Explanation: **Explanation:** The clinical presentation of skin abscesses (pseudofolliculitis or sterile pustules) and oral ulcers triggered by minor trauma points toward **Behcet disease**. The key underlying concept here is **Pathergy**, a phenomenon where minor trauma (like a needle prick or a scratch) leads to the formation of a papule or pustule within 24–48 hours. * **Behcet Disease (Correct):** This is a multisystem inflammatory perivasculitis. The classic triad includes recurrent oral aphthous ulcers, genital ulcers, and uveitis. The "skin abscesses" following trauma described in the question represent a positive pathergy test, which is highly specific for Behcet disease, especially in populations from the "Silk Road" (Asian/Middle Eastern descent). **Why other options are incorrect:** * **Pyoderma Gangrenosum:** While it also exhibits pathergy, it typically presents as a rapidly enlarging, painful ulcer with a violaceous, undermined border, rather than multiple abscesses and oral ulcers. * **Darier’s Disease:** An autosomal dominant genodermatosis characterized by greasy, hyperkeratotic papules in seborrheic areas and nail changes (V-shaped nicking).

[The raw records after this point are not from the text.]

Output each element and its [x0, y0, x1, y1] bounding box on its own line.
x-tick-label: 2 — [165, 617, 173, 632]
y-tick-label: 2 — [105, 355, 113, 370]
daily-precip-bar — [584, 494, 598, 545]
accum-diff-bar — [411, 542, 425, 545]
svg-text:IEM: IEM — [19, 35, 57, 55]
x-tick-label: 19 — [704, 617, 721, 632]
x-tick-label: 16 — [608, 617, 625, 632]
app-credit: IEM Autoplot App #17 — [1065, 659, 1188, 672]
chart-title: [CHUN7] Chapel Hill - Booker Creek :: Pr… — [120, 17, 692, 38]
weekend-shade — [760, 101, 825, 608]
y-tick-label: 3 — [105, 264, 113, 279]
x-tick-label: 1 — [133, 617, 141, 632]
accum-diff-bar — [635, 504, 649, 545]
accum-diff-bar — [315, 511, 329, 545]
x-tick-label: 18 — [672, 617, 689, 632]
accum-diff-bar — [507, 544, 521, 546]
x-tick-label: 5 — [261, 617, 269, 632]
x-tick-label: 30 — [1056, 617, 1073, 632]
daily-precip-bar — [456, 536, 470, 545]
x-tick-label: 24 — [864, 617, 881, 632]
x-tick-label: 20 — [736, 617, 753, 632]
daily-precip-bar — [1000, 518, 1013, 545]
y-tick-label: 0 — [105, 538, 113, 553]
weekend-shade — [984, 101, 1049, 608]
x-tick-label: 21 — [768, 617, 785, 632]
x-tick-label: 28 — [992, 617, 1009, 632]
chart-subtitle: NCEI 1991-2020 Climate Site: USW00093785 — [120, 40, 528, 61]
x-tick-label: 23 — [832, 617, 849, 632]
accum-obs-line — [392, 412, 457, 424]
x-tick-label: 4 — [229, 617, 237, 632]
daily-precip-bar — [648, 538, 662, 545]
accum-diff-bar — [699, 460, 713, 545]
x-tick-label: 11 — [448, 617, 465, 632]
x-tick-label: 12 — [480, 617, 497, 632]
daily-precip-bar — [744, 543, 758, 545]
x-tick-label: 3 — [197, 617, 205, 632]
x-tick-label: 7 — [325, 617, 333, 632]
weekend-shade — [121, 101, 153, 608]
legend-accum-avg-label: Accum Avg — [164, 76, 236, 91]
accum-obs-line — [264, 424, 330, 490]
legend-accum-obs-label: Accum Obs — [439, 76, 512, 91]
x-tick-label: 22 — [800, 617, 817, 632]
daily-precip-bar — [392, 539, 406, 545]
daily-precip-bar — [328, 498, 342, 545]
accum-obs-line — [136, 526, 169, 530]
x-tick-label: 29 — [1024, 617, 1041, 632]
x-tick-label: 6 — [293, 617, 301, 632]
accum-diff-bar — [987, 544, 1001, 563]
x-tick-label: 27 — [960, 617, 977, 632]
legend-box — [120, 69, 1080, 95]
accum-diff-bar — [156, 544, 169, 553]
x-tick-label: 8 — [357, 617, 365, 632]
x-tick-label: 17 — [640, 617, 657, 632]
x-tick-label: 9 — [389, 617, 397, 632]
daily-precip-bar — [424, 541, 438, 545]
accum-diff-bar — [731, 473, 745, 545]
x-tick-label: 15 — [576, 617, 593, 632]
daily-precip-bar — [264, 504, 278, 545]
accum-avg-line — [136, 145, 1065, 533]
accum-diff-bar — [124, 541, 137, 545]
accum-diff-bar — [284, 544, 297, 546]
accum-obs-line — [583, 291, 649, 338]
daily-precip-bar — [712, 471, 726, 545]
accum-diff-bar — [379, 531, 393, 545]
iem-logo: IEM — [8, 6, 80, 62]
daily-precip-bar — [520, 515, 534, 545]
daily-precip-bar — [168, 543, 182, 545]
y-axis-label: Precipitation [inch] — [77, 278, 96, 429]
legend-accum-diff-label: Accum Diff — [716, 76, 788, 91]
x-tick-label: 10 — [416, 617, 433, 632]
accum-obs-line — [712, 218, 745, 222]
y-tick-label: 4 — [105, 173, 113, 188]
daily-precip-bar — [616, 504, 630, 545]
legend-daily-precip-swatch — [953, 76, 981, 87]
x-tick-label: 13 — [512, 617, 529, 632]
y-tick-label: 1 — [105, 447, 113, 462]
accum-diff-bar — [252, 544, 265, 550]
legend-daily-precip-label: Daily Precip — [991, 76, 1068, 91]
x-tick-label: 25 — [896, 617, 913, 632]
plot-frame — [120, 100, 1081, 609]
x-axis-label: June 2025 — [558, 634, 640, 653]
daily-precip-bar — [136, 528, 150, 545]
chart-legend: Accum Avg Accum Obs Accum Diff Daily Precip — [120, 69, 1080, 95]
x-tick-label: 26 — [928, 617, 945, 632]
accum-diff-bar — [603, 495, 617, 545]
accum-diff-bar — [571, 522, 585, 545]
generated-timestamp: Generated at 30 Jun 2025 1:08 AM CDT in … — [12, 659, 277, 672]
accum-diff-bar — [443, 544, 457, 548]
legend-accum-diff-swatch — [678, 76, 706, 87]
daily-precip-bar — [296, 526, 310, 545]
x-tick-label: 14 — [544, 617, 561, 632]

It is not associated with trauma-induced abscesses. * **Bullous Pemphigoid:** An autoimmune blistering disorder seen in the elderly, characterized by tense bullae and intense pruritus. It does not typically present with pathergy or recurrent oral ulcers as a primary feature. **NEET-PG High-Yield Pearls:** * **Pathergy Test:** Positive in Behcet disease, Pyoderma Gangrenosum, and Sweet Syndrome. * **Behcet Genetics:** Strongly associated with **HLA-B51**. * **Magic Syndrome:** A rare variant where features of Behcet disease overlap with Relapsing Polychondritis (Mouth And Genital ulcers with Inflamed Cartilage).